Comment ne pas être outré-e quand on lit de tels propos énoncés par un chef de chantier interrogé à Baie-Comeau : « Ce n’est pas qu’on n’aime pas les femmes. On les aime au contraire, mais pas sur un gros chantier comme ici, ce n’est pas leur place ! ».

« Le bâtiment est en effet un milieu d’hommes,
je n’ai travaillé qu’une seule fois avec une femme »

Justine, une jeune peintre française embauchée par une entreprise à Montréal au Québec témoigne : « Le bâtiment est en effet un milieu d’hommes, je n’ai travaillé qu’une seule fois avec une femme car l’entreprise n’embauchait que des femmes. Cependant il arrive que les hommes soient très gentils car ils ne sont pas souvent confrontés aux femmes et trouvent cela courageux. De manière générale, l’ambiance a toujours été bonne, j’ai évidement droit a à certaines blagues de « garçons » mais auxquelles je me suis habituée ».

S’agit-il de garder un territoire jusqu’alors réservé à une certaine virilité machiste ? Ceci semble d’autant plus paradoxal que dans cette affaire, le milieu des chantiers peut difficilement se passer de main-d’œuvre, car, bien qu’il s’agisse d’un secteur économique qui continue de se développer, les recruteurs peinent à y retenir les travailleuses et travailleurs.

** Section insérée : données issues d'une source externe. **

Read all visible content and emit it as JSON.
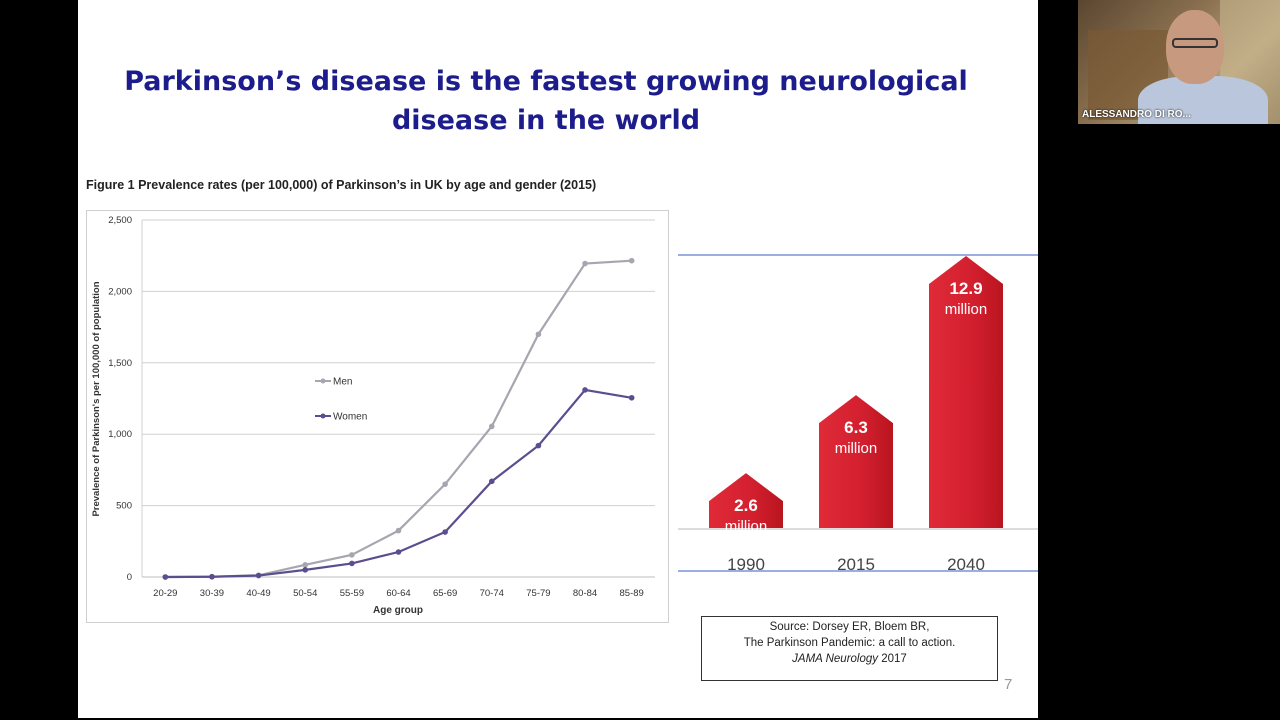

Inégalités de progression de carrière

L’avis constate également qu’il est plus difficile pour les femmes d’atteindre le statut de « compagnon », à cause de discriminations perpétuelles. Elles travaillent moins d’heures, et finissent donc l’année avec un salaire annuel plus bas que celui des hommes, même si le salaire horaire est fixe. Justine précise que « le statut de « compagnon » est comme une reconnaissance officielle des acquis et les femmes y ont accès aussi facilement car seulement l’expérience et les compétences sont prisent en compte ».

Alors que pensez de cette qualification par les acquis et les compétences si les femmes sont rapidement mises à l’écart et reléguées aux tâches moins pénibles ? Justine affirme que « la force physique peut [lui] poser problème car bien des fois [elle] en manque et cela [lui] créer des problèmes de dos, […]  La force physique est je pense, en général, « l’atout » mis en avant par les hommes par rapport aux femmes et est une des raisons principales du fossé qui se crée entre homme et femme dans le bâtiment. Mais si certains travaux sont très pénibles pour nous, ils le sont aussi pour les hommes. »

D’après le rapport du Conseil, 62 % des femmes quittent les chantiers après cinq années de travail pour ne plus jamais y remettre les pieds, essentiellement à cause de la discrimination dont elles sont victimes.

Vers une politique de quotas

Le Conseil souhaite que les entreprises reconnues coupables de harcèlement, de discrimination ou d’atteintes aux droits fondamentaux des travailleuses se voient révoquer leur permis pour l’obtention d’un contrat public par l’Autorité des marchés financiers. Aussi, sous la recommandation du Conseil, les entreprises qui désirent obtenir ces contrats publics devraient être tenues d’embaucher au moins 3% de femmes, soit l’équivalent de la moyenne canadienne, d’ici trois ans. Une bonne nouvelle pour ces dames qui tente de se faire une place dans ce milieu gonflé à la testostérone.

Ces nouvelles propositions pourraient donc enfin offrir un début de changement dans le secteur de la construction, mais à quel prix ? Les mœurs et les comportements vont-ils évoluer en même temps que les politiques publiques mises en place ? Reste à l’espérer, mais l’idée que les entreprises doivent se voir imposer des quotas par le gouvernement  pour qu’un plus grand nombre de femmes soient engagées ne fait que prouver que le combat qu’il reste à mener dans ce domaine ne fait que commencer.